Steven Spielberg vows to keep hiring women as producers
- Steven Spielberg, the director and producer of West Side Story, was the star of the Producers Guild of America
- Spielberg is nominated for the PGA's Darryl F. Zanuck Award for outstanding producer of theatrical motion pictures
- The PGA Awards will be handed out beginning at 8 p.m. Saturday.
“The smartest thing I do is hire women, I always will,” Spielberg stated at the PGA nominee panel. For decades, Spielberg’s go-to producers have been female, including Kathleen Kennedy, who now runs Lucasfilm (both Krieger and Kennedy began as his assistants).
During the PGA nominee panel breakfast, the director also stated that 'West Side Story' will be his final musical.
Steven Spielberg, the director and producer of West Side Story, was the star of the Producers Guild of America awards nominee breakfast on Saturday morning, as one producer after another praised him, even though they were all competing for the same prize at Saturday night's award show.
Spielberg did not disappoint, delivering several memorable tidbits, including the announcement that he will not direct another musical after West Side Story. In terms of production, he and his company, Amblin Entertainment, are hard at work on a musical version of The Color Purple.
"The worst day of the West Side Story shoot was the last day because I knew I wouldn't direct another musical," said Spielberg, who is nominated for the PGA's Darryl F. Zanuck Award for outstanding producer of theatrical motion pictures with longtime producing partner Kristie Macosko Krieger.
Krieger, who was unable to attend the breakfast panel at the Skirball Cultural Center hosted by the PGA and presented by The Hollywood Reporter, was repeatedly praised by Spielberg. For decades, Spielberg's go-to producers have been women, such as Kathleen Kennedy, who now runs Lucasfilm (both Krieger and Kennedy began as his assistants).

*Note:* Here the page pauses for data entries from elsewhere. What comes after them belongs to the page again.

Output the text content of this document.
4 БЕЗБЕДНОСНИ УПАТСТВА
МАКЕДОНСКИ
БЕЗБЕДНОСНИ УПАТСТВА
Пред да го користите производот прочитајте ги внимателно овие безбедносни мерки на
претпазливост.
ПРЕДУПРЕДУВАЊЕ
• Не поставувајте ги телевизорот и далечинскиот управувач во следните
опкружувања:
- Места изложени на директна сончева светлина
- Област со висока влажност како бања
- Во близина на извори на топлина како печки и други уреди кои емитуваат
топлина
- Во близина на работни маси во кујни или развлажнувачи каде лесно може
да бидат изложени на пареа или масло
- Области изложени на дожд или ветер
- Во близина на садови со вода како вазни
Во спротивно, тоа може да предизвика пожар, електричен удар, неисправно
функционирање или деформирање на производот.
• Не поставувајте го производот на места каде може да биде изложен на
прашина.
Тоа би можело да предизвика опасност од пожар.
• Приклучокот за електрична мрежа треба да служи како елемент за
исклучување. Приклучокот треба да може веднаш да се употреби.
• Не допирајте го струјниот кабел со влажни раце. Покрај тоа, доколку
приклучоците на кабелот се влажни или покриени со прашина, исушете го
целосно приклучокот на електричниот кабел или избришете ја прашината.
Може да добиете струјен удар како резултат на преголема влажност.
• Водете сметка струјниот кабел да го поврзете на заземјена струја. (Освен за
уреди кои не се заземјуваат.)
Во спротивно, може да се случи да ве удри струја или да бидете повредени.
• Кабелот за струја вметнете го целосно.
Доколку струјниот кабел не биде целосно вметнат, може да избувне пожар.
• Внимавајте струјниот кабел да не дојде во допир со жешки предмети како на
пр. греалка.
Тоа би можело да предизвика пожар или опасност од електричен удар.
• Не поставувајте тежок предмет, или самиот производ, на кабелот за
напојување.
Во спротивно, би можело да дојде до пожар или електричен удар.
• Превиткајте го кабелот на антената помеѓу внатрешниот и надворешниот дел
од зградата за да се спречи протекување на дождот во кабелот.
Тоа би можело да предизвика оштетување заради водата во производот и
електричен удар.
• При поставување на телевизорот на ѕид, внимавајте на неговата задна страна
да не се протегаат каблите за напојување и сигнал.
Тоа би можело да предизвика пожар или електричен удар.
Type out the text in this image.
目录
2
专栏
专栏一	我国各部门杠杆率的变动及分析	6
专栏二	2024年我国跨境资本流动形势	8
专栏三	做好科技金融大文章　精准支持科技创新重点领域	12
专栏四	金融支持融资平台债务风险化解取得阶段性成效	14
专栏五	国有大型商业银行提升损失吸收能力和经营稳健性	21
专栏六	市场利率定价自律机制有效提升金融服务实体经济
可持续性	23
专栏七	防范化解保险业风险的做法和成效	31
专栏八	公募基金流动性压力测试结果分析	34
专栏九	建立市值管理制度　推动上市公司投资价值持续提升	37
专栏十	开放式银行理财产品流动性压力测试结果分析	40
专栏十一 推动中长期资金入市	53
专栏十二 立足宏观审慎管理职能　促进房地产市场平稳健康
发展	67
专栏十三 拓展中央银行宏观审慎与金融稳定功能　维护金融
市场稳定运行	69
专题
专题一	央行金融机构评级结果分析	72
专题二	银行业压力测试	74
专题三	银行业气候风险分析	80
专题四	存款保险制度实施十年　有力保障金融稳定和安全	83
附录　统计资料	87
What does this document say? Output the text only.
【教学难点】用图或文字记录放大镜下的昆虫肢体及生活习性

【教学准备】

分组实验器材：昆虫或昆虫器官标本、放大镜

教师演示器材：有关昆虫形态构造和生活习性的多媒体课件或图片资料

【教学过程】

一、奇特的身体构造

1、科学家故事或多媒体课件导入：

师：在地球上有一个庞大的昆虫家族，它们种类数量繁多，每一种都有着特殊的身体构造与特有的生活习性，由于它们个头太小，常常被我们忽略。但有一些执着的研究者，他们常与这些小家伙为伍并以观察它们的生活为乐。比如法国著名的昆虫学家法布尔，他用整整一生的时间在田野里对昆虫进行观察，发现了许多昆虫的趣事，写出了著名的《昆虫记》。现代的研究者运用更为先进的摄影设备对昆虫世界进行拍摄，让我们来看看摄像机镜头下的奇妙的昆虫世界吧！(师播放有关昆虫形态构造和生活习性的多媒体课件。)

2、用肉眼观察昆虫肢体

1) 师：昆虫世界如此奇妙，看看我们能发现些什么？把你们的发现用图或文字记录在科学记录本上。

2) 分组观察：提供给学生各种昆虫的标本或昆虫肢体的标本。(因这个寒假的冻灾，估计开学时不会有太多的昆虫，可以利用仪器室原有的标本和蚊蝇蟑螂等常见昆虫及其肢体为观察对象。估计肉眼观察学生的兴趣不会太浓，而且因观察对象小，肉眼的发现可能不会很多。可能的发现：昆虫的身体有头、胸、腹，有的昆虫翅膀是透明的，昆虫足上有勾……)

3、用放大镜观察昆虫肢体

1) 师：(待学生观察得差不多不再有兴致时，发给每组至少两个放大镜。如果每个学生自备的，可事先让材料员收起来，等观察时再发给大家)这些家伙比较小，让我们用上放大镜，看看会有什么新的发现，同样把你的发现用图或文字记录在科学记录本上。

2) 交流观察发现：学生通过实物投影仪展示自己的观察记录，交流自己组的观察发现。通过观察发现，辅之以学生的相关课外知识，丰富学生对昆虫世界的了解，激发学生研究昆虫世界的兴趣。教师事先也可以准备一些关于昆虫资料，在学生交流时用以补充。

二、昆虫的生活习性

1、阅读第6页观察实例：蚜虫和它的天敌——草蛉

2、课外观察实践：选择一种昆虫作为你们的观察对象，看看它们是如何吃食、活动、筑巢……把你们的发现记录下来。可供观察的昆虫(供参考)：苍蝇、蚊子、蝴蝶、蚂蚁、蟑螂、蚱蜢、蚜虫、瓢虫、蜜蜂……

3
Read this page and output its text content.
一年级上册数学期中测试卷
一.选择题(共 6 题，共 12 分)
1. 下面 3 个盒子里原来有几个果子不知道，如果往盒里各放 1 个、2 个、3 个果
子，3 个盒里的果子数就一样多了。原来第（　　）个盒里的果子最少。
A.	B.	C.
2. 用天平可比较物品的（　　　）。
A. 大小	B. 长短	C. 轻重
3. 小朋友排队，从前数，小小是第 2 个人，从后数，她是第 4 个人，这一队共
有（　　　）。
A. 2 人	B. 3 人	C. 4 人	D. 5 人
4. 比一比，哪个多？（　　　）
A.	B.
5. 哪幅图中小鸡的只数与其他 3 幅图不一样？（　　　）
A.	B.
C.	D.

When recounting a visit to the late Stephen Sondheim in an attempt to create a new West Side Story, the iconic director provided plenty of levity. He claimed that Sondheim's two dogs kept "sniffing at his crotch," but he didn't dare to yank them away. "So I had to put up with these lovely animals for a while," Spielberg explained.
Todd Back (Being the Ricardos), Kenneth Branagh (Belfast), Philippe Rousselet (CODA), Kevin Messick (Don't Look Up), Mary Parent (Dune), Tim White (King Richard), Sarah Murphy (Licorice Pizza), Tanya Seghatchian (The Power of the Dog), and Julie Oh (Tick, Tick...Boom!) were the other PGA nominees on the panel. Messick and Branagh both took part virtually.
Each producer discussed the ups and downs of making their respective films. There are multiple producers on all of the nominated films, but only one can participate in the two-hour PGA breakfast panel.
Given the constraints of the ongoing pandemic, Legendary's Parents stated that no one knew whether Dune would perform well at the box office in the fall of 2021. Despite a day-and-date release on HBO Max, Denis Villeneuve's Dune earned more than $400 million at the global box office. "As a result, we don't appear stupid," Parent explained.
The production veteran also stated that the next Dune will not be a sequel in the traditional sense, but rather Part II of the first film. "Denis always said the film was Part I."
Black and Spielberg also debated whether movie stars are still important. Spielberg began by stating that domestic stars aren't as important as they once were and that international stars are on the rise as a result of various streaming series. That may be true for a Spielberg film, but an "anchor" star is still important, according to Black.
Spielberg agreed that such an anchor is still required for a film, but those lesser-known actors can round out the cast. He then joked, "Squid Game comes along and completely changes the math for all of us." Spielberg then thanked Ted Sarandos of Netflix, who was in the audience to support Don't Look Up and Power of the Dog.
The PGA Awards will be presented at 8 p.m. Saturday.